Na renda fixa, o ponto em comum de todos os especialistas consultados pela reportagem é que os títulos pós-fixados atrelados ao CDI e à Selic são considerados opções para o momento.

Ariane Benedito, economista e especialista no mercado de capitais independente, avalia que caso o novo governo amplie gastos, o Banco Central precisaria continuar subindo os juros para conter a inflação em 2023.

Por outro lado, mesmo mantendo uma política fiscal razoável, a economista destaca que a Selic só deve começar a cair em meados do próximo ano e que o Relatório Focus, divulgado nesta segunda-feira (31), já projeta juros em 11,25% para 2023 – em ambos os cenários, portanto, os títulos pós-fixados estariam muito atrativos.

Komura, da Ouro Preto, enxerga oportunidades em títulos públicos como o Tesouro Selic e fundos DI que ofereçam em torno de 105% do CDI, para quem busca criar uma reserva de liquidez.

Já para quem pretende carregar os ativos até o vencimento, ele recomenda CDBs (Certificados de Depósito Bancário) com vencimento em até dois anos que entreguem de 120% a 130% do CDI. No caso das LCIs (Letras de Crédito Imobiliário), isentas de Imposto de Renda, a sugestão é buscar aquelas que tenham retorno de 98% do CDI para vencimentos curtos ou perto de 105% do CDI para vencimentos longos.

Komura destaca a importância de escolher ativos protegidos pelo Fundo Garantidor de Crédito (FGC), que protegem o investidor com aplicações de até R$ 250 mil, dado que com uma maior taxa de juros, aumenta o risco de inadimplência dos emissores.

“Se o investidor for escolher CRI (Certificados de Recebíveis Imobiliários), CRA (Certificados de Recebíveis do Agronegócio) e debêntures (títulos de dívida de empresas) indexados ao CDI, tem que avaliar o emissor e optar somente por aqueles que tenham boa qualidade”, reforça o analista. CRI, CRA e debêntures não são cobertos pelo FGC.

Para Raphaela Oliveira e Ricardo Mello, especialistas de investimentos do Simples MFO, ter uma parte do patrimônio em caixa é relevante, dado que a Selic deve continuar em alta durante o primeiro semestre de 2023, trazendo segurança e rentabilidade ao investidor em um cenário nebuloso. Para este fim, os especialistas acreditam que o caixa deve estar alocado em Tesouro Selic ou CDB com rentabilidade de no mínimo 100% do CDI, com liquidez diária.

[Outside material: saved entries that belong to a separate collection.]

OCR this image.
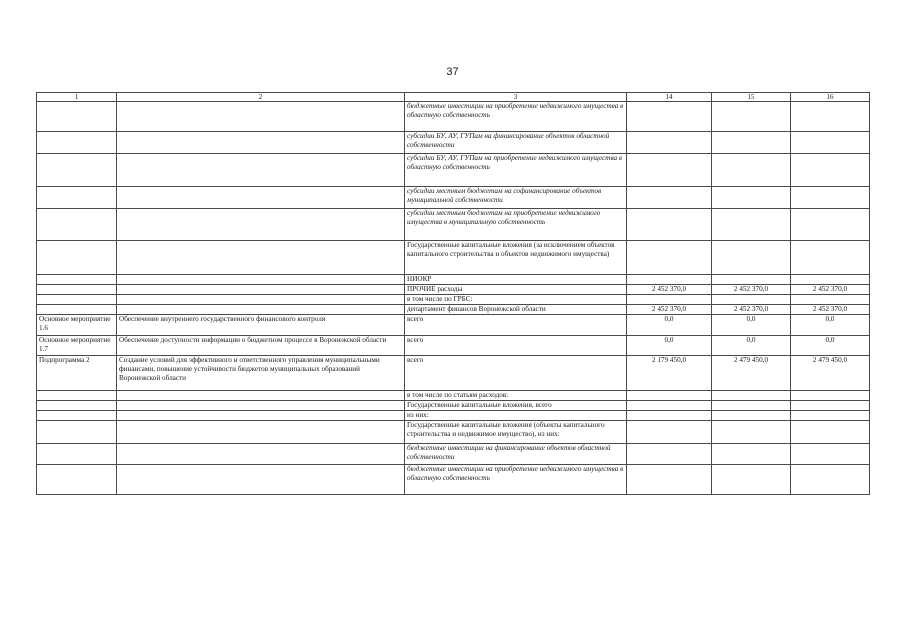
37
1	2	3	14	15	16
		бюджетные инвестиции на приобретение недвижимого имущества в областную собственность			
		субсидии БУ, АУ, ГУПам на финансирование объектов областной собственности			
		субсидии БУ, АУ, ГУПам на приобретение недвижимого имущества в областную собственность			
		субсидии местным бюджетам на софинансирование объектов муниципальной собственности			
		субсидии местным бюджетам на приобретение недвижимого имущества в муниципальную собственность			
		Государственные капитальные вложения (за исключением объектов капитального строительства и объектов недвижимого имущества)			
		НИОКР			
		ПРОЧИЕ расходы	2 452 370,0	2 452 370,0	2 452 370,0
		в том числе по ГРБС:			
		департамент финансов Воронежской области	2 452 370,0	2 452 370,0	2 452 370,0
Основное мероприятие 1.6	Обеспечение внутреннего государственного финансового контроля	всего	0,0	0,0	0,0
Основное мероприятие 1.7	Обеспечение доступности информации о бюджетном процессе в Воронежской области	всего	0,0	0,0	0,0
Подпрограмма 2	Создание условий для эффективного и ответственного управления муниципальными финансами, повышение устойчивости бюджетов муниципальных образований Воронежской области	всего	2 179 450,0	2 479 450,0	2 479 450,0
		в том числе по статьям расходов:			
		Государственные капитальные вложения, всего			
		из них:			
		Государственные капитальные вложения (объекты капитального строительства и недвижимое имущество), из них:			
		бюджетные инвестиции на финансирование объектов областной собственности			
		бюджетные инвестиции на приобретение недвижимого имущества в областную собственность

Já para usufruir das oportunidades, os especialistas aconselham também optar por títulos bancários atrelados ao CDI ou debêntures incentivadas, isentas de Imposto de Renda, que sejam de empresas de baixo risco. Papéis prefixados ou emitidos por empresas de alto risco são observados com cautela no momento.

Títulos atrelados à inflação

Há também quem enxergue oportunidades em títulos atrelados à inflação, diante da possibilidade de o Brasil enfrentar desafios nos gastos públicos e política fiscal a partir de 2023 – e a transição de governo poderia abrir um bom ponto de entrada neles.

Para Luciana Ikedo, sócia do escritório RV4 Investimentos, há oportunidades em papéis públicos e privados atrelados ao IPCA com vencimentos curtos e médios – de até cinco anos. Nesta categoria, ela destaca que pode ser possível investir no Tesouro IPCA+, CDBs ou até mesmo em títulos de crédito privado como CRI, CRA e debêntures, que devem ganhar destaque.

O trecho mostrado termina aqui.